As to the text itself, the book follows an alphabetical format and covers all aspects of a convict’s life through general themes such as food, clothing, shelter, health, work, crime, punishment and death.  Barnard brings these topics vividly to life through a series of biographical – and often hair-raising – vignettes.  For instance, under ‘Bushranger’ we read that Michael Howe was bludgeoned to death and his head hung from the gaol gates, and that Thomas Jeffries took part in the cannibalisation of two fellow escapees.  As well as the grisly, there is the simply extraordinary: convict Catherine Henrys absconded, dressed as a man and worked as a timber splitter.  Later recaptured, she escaped from her cell by cutting the bars with a sharpened spoon, then scaled a wall and came down the other side using a blanket.

Each page is filled with meticulously researched facts and figures.  Barnard covers everything from the Gallows, Gibbet and Graffiti to Leg Irons, Leisure and Love Tokens.  Some of his material is quite funny, some of it heart breaking, but all of it is absolutely engrossing.  Rarely discussed aspects of convict life, such as prostitution and homosexuality, are also touched on in a matter-of-fact way, while the lives of women and indigenous people are treated with equal respect.  A map of Van Diemen’s Land, glossary, table of weights and measures, selected bibliography and reference to online teaching notes round out the book’s content.
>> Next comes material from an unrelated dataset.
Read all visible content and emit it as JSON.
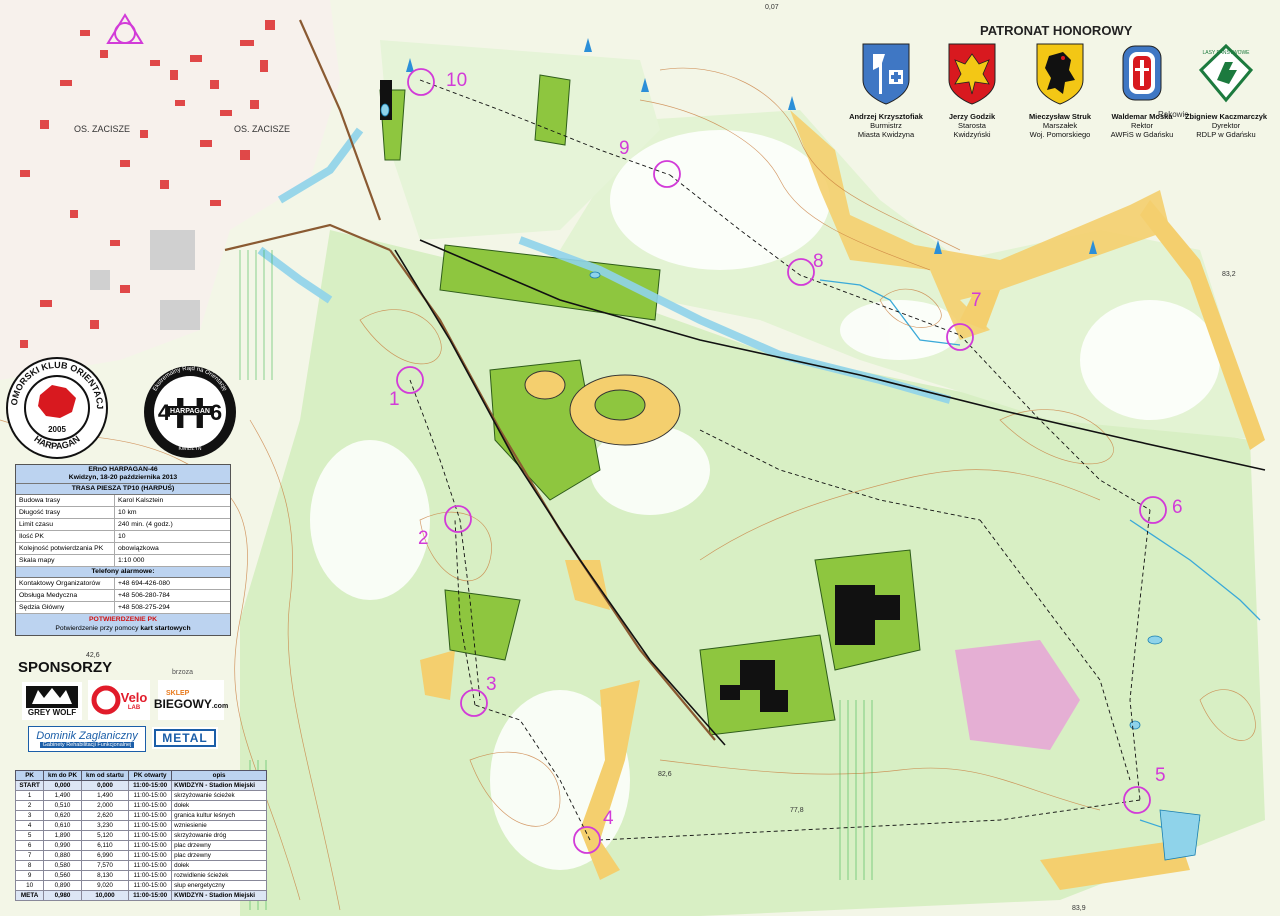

School students often complain about the dullness of Australian history.  Barnard’s highly entertaining book is the perfect antidote to the usual sober textbook treatment of the convict era.  Rich in historical detail and filled with true stories that are both gruesome and compelling, this book should appeal to teachers and teenagers alike.

A wonderful book that is very highly recommended for ages 12 and above and school libraries.